Le monde n’est que la matérialisation d’une imbrication d’innombrables parties et à partir du moment où la Torah a été dévoilée et se trouve maintenant dans le monde, toute la nature peut se percevoir comme une seule volonté.
Qu’est-ce que l’obscurité de la nuit si ce n’est une impossibilité de percevoir la lumière qui est la forme même de cette obscurité. Et par cela, l’impossibilité de se rattacher à cette obscurité.

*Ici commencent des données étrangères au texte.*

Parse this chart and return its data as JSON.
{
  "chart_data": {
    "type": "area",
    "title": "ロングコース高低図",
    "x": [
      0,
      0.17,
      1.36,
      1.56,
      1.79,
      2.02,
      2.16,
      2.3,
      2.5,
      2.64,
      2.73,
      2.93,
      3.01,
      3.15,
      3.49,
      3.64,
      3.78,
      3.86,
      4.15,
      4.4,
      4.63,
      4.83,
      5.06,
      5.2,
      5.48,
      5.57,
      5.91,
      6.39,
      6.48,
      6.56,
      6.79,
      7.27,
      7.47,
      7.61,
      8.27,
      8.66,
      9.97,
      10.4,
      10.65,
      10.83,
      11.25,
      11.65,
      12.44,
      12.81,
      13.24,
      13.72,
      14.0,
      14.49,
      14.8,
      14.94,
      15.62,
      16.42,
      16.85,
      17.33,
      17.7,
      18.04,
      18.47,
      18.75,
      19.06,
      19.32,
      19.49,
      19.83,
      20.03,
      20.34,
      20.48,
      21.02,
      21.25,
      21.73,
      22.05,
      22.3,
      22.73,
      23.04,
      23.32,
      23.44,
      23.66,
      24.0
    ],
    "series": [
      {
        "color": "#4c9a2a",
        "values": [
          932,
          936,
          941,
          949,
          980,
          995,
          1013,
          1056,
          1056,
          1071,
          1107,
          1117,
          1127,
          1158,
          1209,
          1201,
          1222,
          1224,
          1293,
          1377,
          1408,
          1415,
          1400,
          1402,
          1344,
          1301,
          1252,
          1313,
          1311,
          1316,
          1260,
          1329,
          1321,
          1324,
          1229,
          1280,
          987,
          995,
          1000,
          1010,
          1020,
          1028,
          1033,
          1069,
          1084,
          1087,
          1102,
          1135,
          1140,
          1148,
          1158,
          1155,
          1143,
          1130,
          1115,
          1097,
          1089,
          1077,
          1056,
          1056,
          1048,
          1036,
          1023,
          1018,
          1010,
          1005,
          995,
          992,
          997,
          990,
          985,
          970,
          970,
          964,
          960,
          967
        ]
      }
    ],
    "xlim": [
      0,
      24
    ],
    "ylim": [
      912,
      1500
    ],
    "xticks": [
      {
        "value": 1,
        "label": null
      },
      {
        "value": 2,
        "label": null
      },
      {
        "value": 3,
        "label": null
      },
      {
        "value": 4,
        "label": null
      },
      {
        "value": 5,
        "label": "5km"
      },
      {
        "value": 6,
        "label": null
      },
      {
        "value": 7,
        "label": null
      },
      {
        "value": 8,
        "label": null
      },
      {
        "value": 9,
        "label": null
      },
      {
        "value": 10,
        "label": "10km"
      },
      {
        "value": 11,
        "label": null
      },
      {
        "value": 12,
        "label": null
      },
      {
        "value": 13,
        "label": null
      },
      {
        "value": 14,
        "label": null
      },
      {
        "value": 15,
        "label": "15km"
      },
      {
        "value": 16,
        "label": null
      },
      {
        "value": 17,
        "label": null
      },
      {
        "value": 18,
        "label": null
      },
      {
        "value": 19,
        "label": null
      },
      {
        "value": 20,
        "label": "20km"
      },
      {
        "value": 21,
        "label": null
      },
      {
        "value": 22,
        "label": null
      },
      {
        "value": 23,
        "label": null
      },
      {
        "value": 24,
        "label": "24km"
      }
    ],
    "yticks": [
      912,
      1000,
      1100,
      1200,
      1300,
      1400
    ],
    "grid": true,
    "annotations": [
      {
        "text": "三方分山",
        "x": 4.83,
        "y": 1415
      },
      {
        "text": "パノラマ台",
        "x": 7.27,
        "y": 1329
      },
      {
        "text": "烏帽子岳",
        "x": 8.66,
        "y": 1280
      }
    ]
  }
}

Notre rôle dans la création est de relier la matière à sa forme primordiale. Celui qui ne la rattache pas à sa forme primordiale est considéré comme un homme du désert car le désert est un endroit dénué de forme et qui ne peut perdurer dans le temps. Il est en dehors de de création car celle-ci, non pour le chaos, elle a été créée mais pour y résider. Lui donner un sens est cela la véritable signification du mot »résider ».
Cette forme nous devons y accéder. Elle n’est pas en nous, elle est en dehors de nous. L’homme comme notre monde, n’est que »chaos ». Nous ne sommes que mensonge. C’est pour cela que les anges voulaient brûler Moshé lorsque le créateur a voulu lui donner la Torah car en vérité la Torah n’est que vérité et un ange n’est que vérité. Il ne peut concevoir le mensonge, le faux. Il n’est que vérité. L’homme n’est que mensonge. Même si en vérité il a en lui la vérité divine, a priori il serait un assemblage du bien et du mal mais en vérité la moindre attirance au mensonge, au mal est en fait la révélation qu’il est entièrement »mensonge », entièrement »mal » car la vérité ne peut se révéler en étant imbriqué dans le »mal », dans le »mensonge ». Le bien ne peut se révéler que de quelque chose qui est en dehors de l’homme. Par une perception extérieure à sa conscience, il pourra ressentir la divinité qui est en lui. Par une extraction de son ego, il ressentira la réalité de son être.
Kora’h et sa communauté se sont rebellés contre Moshé. Quel était leur argument ? Un vêtement entièrement tissé de fils de tékhéleth est-il soumis au fil de tékhéleth au niveau des tsitsit ? Moshé répondit que malgré que le vêtement soit entièrement tissé de fils de Tékhéleth, il est soumis au fil de tsitsit de tékhéleth. Alors Kora’h s’est moqué de Moshé aux yeux de tous.
De même, il demande: « une maison remplie de livres de Torah, est-elle soumise à l’obligation de la Mézouza à chacune de ses portes ? » Et Moshé répondit aussi que l’obligation est toujours présente de mettre la Mézouza à chacune des portes de la maison. Alors encore une fois, Kora’h s’est moqué de la réponse de Moshé.
Concrètement Kora’h veut prouver à Moshé que puisque toute la communauté d’Israël est sainte et a reçue elle-aussi la Torah et son message divin, donc elle est capable d’elle-même de s’unir à son Créateur. Pourquoi Moshé devrait-il leur imposer son emprise ?
Kora’h pensait que par lui seul, il pouvait atteindre le bien qui est en lui. Mais cela est impossible. Car le »mal » ne peut se transformer en »bien ». Pour que le bien apparaisse en l’homme, il faut qu’il vienne de l’extérieur de lui. Moshé étant ce transpondeur qui pourra insuffler le bien dans le peuple d’Israël lorsque celui-ci se sera épuré de l’ego qui est la matérialisation du mensonge et du »mal ». Mais en aucun cas, l’ego peut se transformer en »bien ». C’est l’erreur qu’a faite Kora’h. Penser que le bien pouvait se matérialiser tout en étant lui-même le »mal ». Celui qui comme Kora’h, pense qu’il peut atteindre la réalité de son être tout en cultivant son ego, ne mérite pas non pas de vivre mais d’être créé. Il mérite d’être avalé par la bouche de la terre.
Le fait de ressentir que rien ne peut venir de moi est le début de l’annulation de l’ego. Se raccrocher à une aide extérieur, à son maître est le signe que l’ego commence à disparaître et par cela, le bien pourra de facto s’épancher en nous.